La specie è originaria del Borneo e delle Filippine, dove cresce su rocce calcaree ricoperte di muschio o residui vegetali in decomposizione, meno frequentemente sugli alberi, lungo le coste e fino a circa 500 m di altitudine.

Il nome del genere è la combinazione dei termini greci “paphia”, attributo di Afrodite, e “pédilon” = sandalo, con riferimento alla forma del labello; il termine specifico latino “philippinense” = delle Filippine, fa riferimento ad uno dei luoghi di origine.

Il Paphiopedilum philippinense (Rchb.f.) Stein (1892) è una specie erbacea litofita, a volte epifita, cespitosa, con foglie persistenti alterne, distiche, lineari, lunghe 25-45 cm e larghe 2-5 cm, di colore verde uniforme.

Scapo floreale terminale su cespi di 2-3 anni di età, lungo 35-60 cm, di colore porpora, pubescente, portante 4-6 fiori con sepali cordati (i due laterali sono uniti formando un unico sepalo, chiamato “sinsepalo”, dietro il labello), lunghi circa 5 cm, di colore bianco con strisce longitudinali porpora brunastro, petali ritorti a spirale porpora brunastro, lunghi fino a circa 18 cm e larghi 0,6 cm, e labello saccato giallo, lungo fino a circa 4 cm.

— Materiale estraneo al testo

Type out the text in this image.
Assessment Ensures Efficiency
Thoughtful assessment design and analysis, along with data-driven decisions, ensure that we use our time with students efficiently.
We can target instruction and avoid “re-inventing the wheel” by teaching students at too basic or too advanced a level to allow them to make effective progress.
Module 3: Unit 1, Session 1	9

Si riproduce per seme, in vitro, e per divisione con ciascuna sezione provvista di almeno 3-4 cespi.

Una delle specie più coltivate ed apprezzate del genere non solo per la spettacolare fioritura, ma anche per la coltivazione relativamente facile, richiede temperature medio-alte con minime notturne in inverno non inferiori a 15 °C, elevata umidità, 60-80%, e luminosità, con esclusione della luce solare diretta, e costante movimento dell’aria; fiorisce tra la tarda primavera e l’estate essendo una specie longidiurna.

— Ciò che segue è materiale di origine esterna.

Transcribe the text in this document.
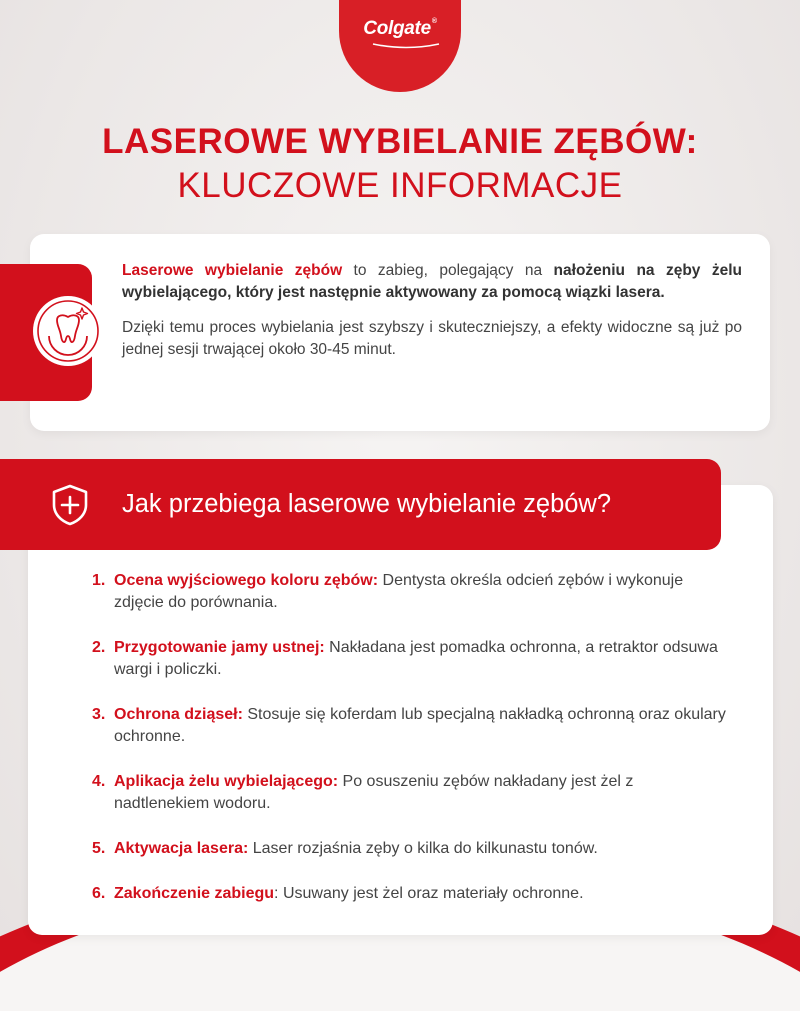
Colgate®
LASEROWE WYBIELANIE ZĘBÓW:
KLUCZOWE INFORMACJE

Laserowe wybielanie zębów to zabieg, polegający na nałożeniu na zęby żelu wybielającego, który jest następnie aktywowany za pomocą wiązki lasera.

Dzięki temu proces wybielania jest szybszy i skuteczniejszy, a efekty widoczne są już po jednej sesji trwającej około 30-45 minut.

Jak przebiega laserowe wybielanie zębów?
1. Ocena wyjściowego koloru zębów: Dentysta określa odcień zębów i wykonuje zdjęcie do porównania.
2. Przygotowanie jamy ustnej: Nakładana jest pomadka ochronna, a retraktor odsuwa wargi i policzki.
3. Ochrona dziąseł: Stosuje się koferdam lub specjalną nakładką ochronną oraz okulary ochronne.
4. Aplikacja żelu wybielającego: Po osuszeniu zębów nakładany jest żel z nadtlenekiem wodoru.
5. Aktywacja lasera: Laser rozjaśnia zęby o kilka do kilkunastu tonów.
6. Zakończenie zabiegu: Usuwany jest żel oraz materiały ochronne.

Le innaffiature devono essere regolari ed abbondanti, evitando ristagni all’ascella delle foglie che potrebbero provocare marciumi, leggermente diradate in inverno, ma senza mai fare asciugare completamente il substrato. Le innaffiature e nebulizzazioni vanno effettuate con acqua piovana, da osmosi inversa o demineralizzata, e le concimazioni, durante il periodo vegetativo, con prodotti bilanciati idrosolubili, con microelementi, a ¼ di dose, o meno, di quella consigliata sulla confezione, distribuite e alternate in modo da evitare accumulo di sali alle radici, cui è piuttosto sensibile.

Il substrato di coltivazione può essere costituito da frammenti di corteccia (bark) di fine pezzatura, carbone e agriperlite con aggiunta di pietrisco calcareo; divisioni e rinvasi vanno effettuati alla fine della fioritura, cercando di danneggiare il meno possibile l’apparato radicale.

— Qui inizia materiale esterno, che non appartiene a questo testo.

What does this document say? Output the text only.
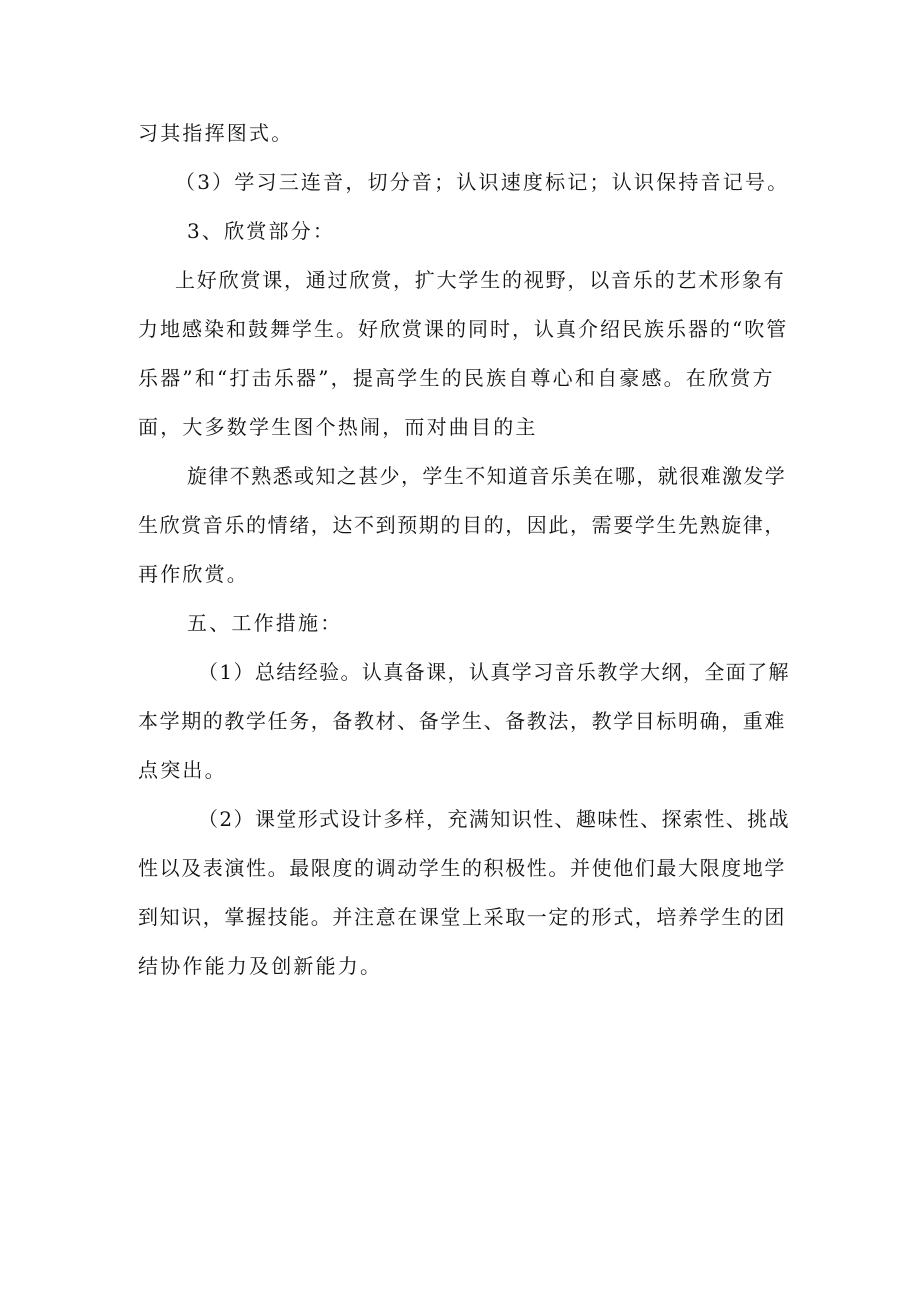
习其指挥图式。
（3）学习三连音，切分音；认识速度标记；认识保持音记号。
3、欣赏部分：
上好欣赏课，通过欣赏，扩大学生的视野，以音乐的艺术形象有
力地感染和鼓舞学生。好欣赏课的同时，认真介绍民族乐器的“吹管
乐器”和“打击乐器”，提高学生的民族自尊心和自豪感。在欣赏方
面，大多数学生图个热闹，而对曲目的主
旋律不熟悉或知之甚少，学生不知道音乐美在哪，就很难激发学
生欣赏音乐的情绪，达不到预期的目的，因此，需要学生先熟旋律，
再作欣赏。
五、工作措施：
（1）总结经验。认真备课，认真学习音乐教学大纲，全面了解
本学期的教学任务，备教材、备学生、备教法，教学目标明确，重难
点突出。
（2）课堂形式设计多样，充满知识性、趣味性、探索性、挑战
性以及表演性。最限度的调动学生的积极性。并使他们最大限度地学
到知识，掌握技能。并注意在课堂上采取一定的形式，培养学生的团
结协作能力及创新能力。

La specie è iscritta nell’appendice I della CITES (specie a rischio di estinzione per la quale il commercio è ammesso solo in circostanze eccezionali).

Sinonimi: Cypripedium philippinense Rchb.f. (1862); Paphiopedilum philippinense (Rchb. f.) Pfitzer (1895); Cordula philippinensis (Rchb.f.) Rolfe (1912).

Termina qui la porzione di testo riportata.